Effect of Donor and Acceptor on Improving the ROS Generation of Benzothiadiazole-Based Photosensitizers and Effective Photodynamic Therapy to Pancreatic Cancer Cells

Abstract

Photodynamic therapy (PDT) has emerged as a promising strategy for pancreatic cancer treatment, yet its efficacy is hindered by the limited reactive oxygen species (ROS) generation efficiency of conventional photosensitizers (PSs). Herein, we adopted a PS with a donor-acceptor structure as the researched object, which chose triphenylamine (TPA) and benzothiadiazole as an electronic donor and an acceptor.
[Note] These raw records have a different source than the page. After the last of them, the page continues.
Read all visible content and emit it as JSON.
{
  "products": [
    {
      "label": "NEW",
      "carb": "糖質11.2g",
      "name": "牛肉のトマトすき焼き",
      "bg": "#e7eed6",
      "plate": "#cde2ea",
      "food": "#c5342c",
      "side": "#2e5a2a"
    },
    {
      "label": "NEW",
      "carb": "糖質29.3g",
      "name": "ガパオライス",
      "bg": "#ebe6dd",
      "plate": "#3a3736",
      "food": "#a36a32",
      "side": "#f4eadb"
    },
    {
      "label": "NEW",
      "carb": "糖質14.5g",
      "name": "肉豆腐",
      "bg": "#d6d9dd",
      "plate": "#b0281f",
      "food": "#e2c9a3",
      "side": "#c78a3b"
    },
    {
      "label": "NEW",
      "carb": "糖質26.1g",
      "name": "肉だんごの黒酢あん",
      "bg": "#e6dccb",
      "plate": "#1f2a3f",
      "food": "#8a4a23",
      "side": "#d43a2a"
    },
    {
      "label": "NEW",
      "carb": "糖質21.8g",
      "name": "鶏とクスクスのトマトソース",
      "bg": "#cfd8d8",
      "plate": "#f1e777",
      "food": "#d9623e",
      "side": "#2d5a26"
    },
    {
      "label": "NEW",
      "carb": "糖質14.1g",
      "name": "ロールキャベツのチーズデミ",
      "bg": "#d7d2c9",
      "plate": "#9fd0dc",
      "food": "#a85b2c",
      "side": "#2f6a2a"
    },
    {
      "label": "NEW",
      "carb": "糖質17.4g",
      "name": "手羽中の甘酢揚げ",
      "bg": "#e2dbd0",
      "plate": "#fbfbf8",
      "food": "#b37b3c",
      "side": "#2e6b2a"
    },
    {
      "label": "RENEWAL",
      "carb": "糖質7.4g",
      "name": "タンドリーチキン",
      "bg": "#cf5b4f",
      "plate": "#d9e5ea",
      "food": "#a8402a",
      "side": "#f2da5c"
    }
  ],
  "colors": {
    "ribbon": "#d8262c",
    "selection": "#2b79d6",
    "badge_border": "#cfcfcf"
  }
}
Another electronic donor of anisole and an electronic acceptor of nitrophenyl were introduced to the researched object to obtain two PSs of BLY-719 and BLY-720, which aimed to enhance PDT performance through rational modulation of electronic donor/acceptor pairs. Systematic investigations revealed that the enhancement of acceptor strength significantly reduced energy splitting between the singlet and triplet states, thereby boosting ROS generation, including singlet oxygen and hydroxyl radical, but the fluorescent intensity of the emitter showed an obvious reduction. However, the introduction of the electronic donor anisole not only achieved better fluorescent strength but also maintained satisfactory ROS efficiency. The investigation of therapeutic effect using pancreatic cancer cells of SW1990 as the object demonstrated that the donor-modified PS-based nanoparticles (NPs) achieved the most cell mortality at a 100 μg/mL dosage after undergoing white light irradiation. This work provides a molecular design paradigm for developing highly efficient therapeutic agents against intractable cancers.

Keywords: pancreatic cancer cell; photodynamic therapy; photosensitizer; reactive oxygen species.